Synthetic magnetism leads photons on a 2-D quantum walk

Randomness governs many things, from the growth of cell colonies and the agglomeration of polymers to the shapes of tendrils that form when you pour cream into a cup of coffee.

Since as early as 1905, scientists have described these seemingly unrelated phenomena in a unified way: as random walks. By imagining that individual particles or molecules are constantly taking steps in a random direction, researchers have successfully modeled many of the complexities of classical physics.

More recently, scientists have brought the idea of a random walk to the quantum world, where the "walkers" can exhibit nonclassical behaviors like quantum superposition and entanglement. These quantum random walks can simulate quantum systems and may eventually be used to implement speedy quantum computing algorithms. However, this will require the walker to move in multiple dimensions (2-D and higher), which has been difficult to achieve in a manner that is both practical and scalable.

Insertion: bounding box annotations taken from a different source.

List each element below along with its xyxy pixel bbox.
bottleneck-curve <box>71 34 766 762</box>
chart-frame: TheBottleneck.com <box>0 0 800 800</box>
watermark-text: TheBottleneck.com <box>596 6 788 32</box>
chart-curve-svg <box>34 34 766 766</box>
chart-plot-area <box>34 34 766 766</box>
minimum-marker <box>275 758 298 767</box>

Quantum walks that use photons—the quantum particles of light—are particularly promising, since photons can travel long distances as energy in wave form. However, photons don't carry an electric charge, which makes it difficult to fully control their motion. In particular, photons won't respond to magnetic fields—an important tool for manipulating other particles like atoms or electrons.

To address these shortcomings, researchers at the Joint Quantum Institute (JQI) have adopted a scalable method for orchestrating 2-D quantum random walks of photons—results that were recently published in the journal Physical Review Letters. The research team, led by JQI Fellows Edo Waks and Mohammad Hafezi, developed synthetic magnetic fields in this platform that interact with photons and affect the movement of photonic quantum walkers.

"Photonics provides a unique opportunity to study the behavior of poorly understood quantum systems," says Waks, who is also a member of the Institute for Research in Electronics and Applied Physics (IREAP) and a professor of physics and electrical and computer engineering at the University of Maryland. "The concepts behind this work could help researchers to explore new synthetic matter that does not yet exist but could have interesting properties and applications."

Previous studies of photonic quantum walks used complex optical networks to create actual pathways through space for quantum walkers to follow, splitting photons into left and right paths in a 1D quantum walk. But mimicking a higher-dimensional walk—in which photons can go up, down, left, right or beyond—is too cumbersome to implement with such systems.

To address this problem, the team adopted a simpler method for producing a photonic quantum walk. Instead of using complex optical setups to create actual pathways for the photons, they used fiber optic cables of varying lengths to simulate the different directions a photonic walker could potentially move. Since it takes photons more time to travel down a longer fiber, the travel times can encode the different directions a photon can take.

By directing photons down a random fiber and rerouting them back through the system again and again, the authors could simulate a quantum random walk using time delays instead of physical positions—a significant simplification compared to prior methods. By measuring the delays between photon pulses after each step, the researchers were able to determine how far the particles of light roamed from their initial location.

"The good thing with our platform is that it can be easily scaled to higher dimensions simply by using more fiber optic cables with different lengths," says Hamidreza Chalabi, a postdoctoral researcher at IREAP and the lead author of the study.

In their demonstration of a 2-D quantum random walk, the researchers created a synthetic magnetic field for the photons—something that may one day allow for more complex quantum walks or even simulations of arbitrary quantum systems. By modifying the wave nature of the photon pulses based on the direction they moved at each step, the team created an effective magnetic field on the walkers. The researchers then measured how far the walkers traveled from their initial locations and observed that they did not go as far as they did without the field—a suppression predicted by theory.

"This work is an important step toward more practical photonic-based quantum random walks," says Waks. "Exploring how these systems behave and how we can control them will allow us to perform more complex quantum simulations."